Beyond Medaram, Telangana’s temples hold their own annual brahmotsavams, multi-day festivals of processions, rituals and celebration, with those at Yadadri, Vemulawada and Bhadrachalam among the better known. Elsewhere, the Komuravelli Mallanna Jatara draws large numbers of devotees to its hilltop temple, and countless smaller village jataras take place through the year, each rooted in local deities and local memory, offering a quieter but no less genuine window into Telangana’s religious life.

Planning your visit

If you can only time a trip around one festival, Bathukamma in September or October is the signature choice, offering the flower stacks, the women’s songs and the evening immersions, with the lakes and Tank Bund area in Hyderabad among the best places to witness the closing ceremonies. For Bonalu, aim for July or August and head to the old city, Golconda or Secunderabad to see the pot processions and temple gatherings at their most elaborate. Ramzan nights around the Charminar are worth experiencing for the food culture alone, particularly the haleem stalls and the late-night shopping atmosphere, though the exact dates shift each year according to the moon sighting. The Medaram Jatara, held only every two years, requires more careful planning given the sheer scale of the crowds; if your visit coincides with a Jatara year, allow extra time and expect very large gatherings.

Whichever festival you attend, a little respect goes a long way: dress modestly at religious sites, ask before photographing devotees closely, and remember that for millions of people these are not performances but living acts of faith. Because dates move with the lunar calendar each year, always confirm locally, through the state tourism department, local news or your accommodation, before finalising travel plans around a specific festival.

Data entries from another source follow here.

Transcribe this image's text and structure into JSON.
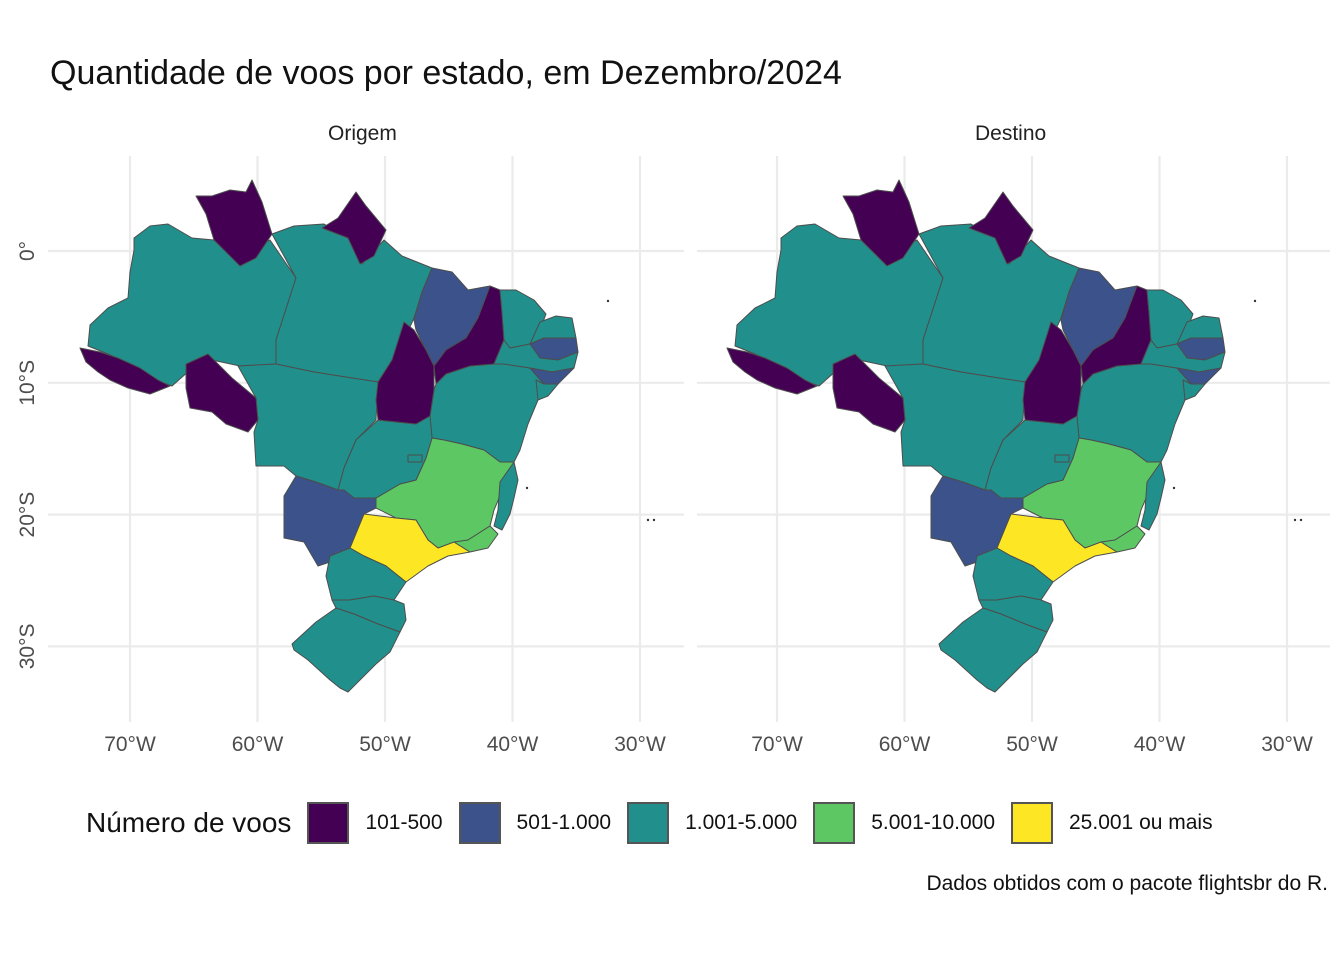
{
  "title": "Quantidade de voos por estado, em Dezembro/2024",
  "caption": "Dados obtidos com o pacote flightsbr do R.",
  "legend": {
    "title": "Número de voos",
    "entries": [
      {
        "label": "101-500",
        "color": "#440154"
      },
      {
        "label": "501-1.000",
        "color": "#3b528b"
      },
      {
        "label": "1.001-5.000",
        "color": "#21908c"
      },
      {
        "label": "5.001-10.000",
        "color": "#5dc863"
      },
      {
        "label": "25.001 ou mais",
        "color": "#fde725"
      }
    ]
  },
  "axes": {
    "x_ticks": [
      "70°W",
      "60°W",
      "50°W",
      "40°W",
      "30°W"
    ],
    "y_ticks": [
      "0°",
      "10°S",
      "20°S",
      "30°S"
    ]
  },
  "chart_data": [
    {
      "type": "choropleth",
      "facet": "Origem",
      "categories": {
        "AC": "101-500",
        "RR": "101-500",
        "AP": "101-500",
        "RO": "101-500",
        "TO": "101-500",
        "PI": "101-500",
        "MA": "501-1.000",
        "MS": "501-1.000",
        "PB": "501-1.000",
        "AL": "501-1.000",
        "AM": "1.001-5.000",
        "PA": "1.001-5.000",
        "MT": "1.001-5.000",
        "GO": "1.001-5.000",
        "DF": "1.001-5.000",
        "BA": "1.001-5.000",
        "CE": "1.001-5.000",
        "RN": "1.001-5.000",
        "PE": "1.001-5.000",
        "SE": "1.001-5.000",
        "ES": "1.001-5.000",
        "PR": "1.001-5.000",
        "SC": "1.001-5.000",
        "RS": "1.001-5.000",
        "MG": "5.001-10.000",
        "RJ": "5.001-10.000",
        "SP": "25.001 ou mais"
      }
    },
    {
      "type": "choropleth",
      "facet": "Destino",
      "categories": {
        "AC": "101-500",
        "RR": "101-500",
        "AP": "101-500",
        "RO": "101-500",
        "TO": "101-500",
        "PI": "101-500",
        "MA": "501-1.000",
        "MS": "501-1.000",
        "PB": "501-1.000",
        "AL": "501-1.000",
        "AM": "1.001-5.000",
        "PA": "1.001-5.000",
        "MT": "1.001-5.000",
        "GO": "1.001-5.000",
        "DF": "1.001-5.000",
        "BA": "1.001-5.000",
        "CE": "1.001-5.000",
        "RN": "1.001-5.000",
        "PE": "1.001-5.000",
        "SE": "1.001-5.000",
        "ES": "1.001-5.000",
        "PR": "1.001-5.000",
        "SC": "1.001-5.000",
        "RS": "1.001-5.000",
        "MG": "5.001-10.000",
        "RJ": "5.001-10.000",
        "SP": "25.001 ou mais"
      }
    }
  ]
}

The living heart of a young state

Telangana’s festivals are the proud, beating heart of its identity: the tiered flower stacks and women’s songs of Bathukamma glowing on the water at dusk, the pot-bearing processions and trance rituals of Bonalu, the haleem-scented Ramzan nights around the Charminar, and millions of tribal pilgrims gathering in a forest clearing at Medaram. To visit during one of them is to see a young state celebrate an ancient soul, and to come away with a far deeper understanding of what makes this corner of South India so distinctive.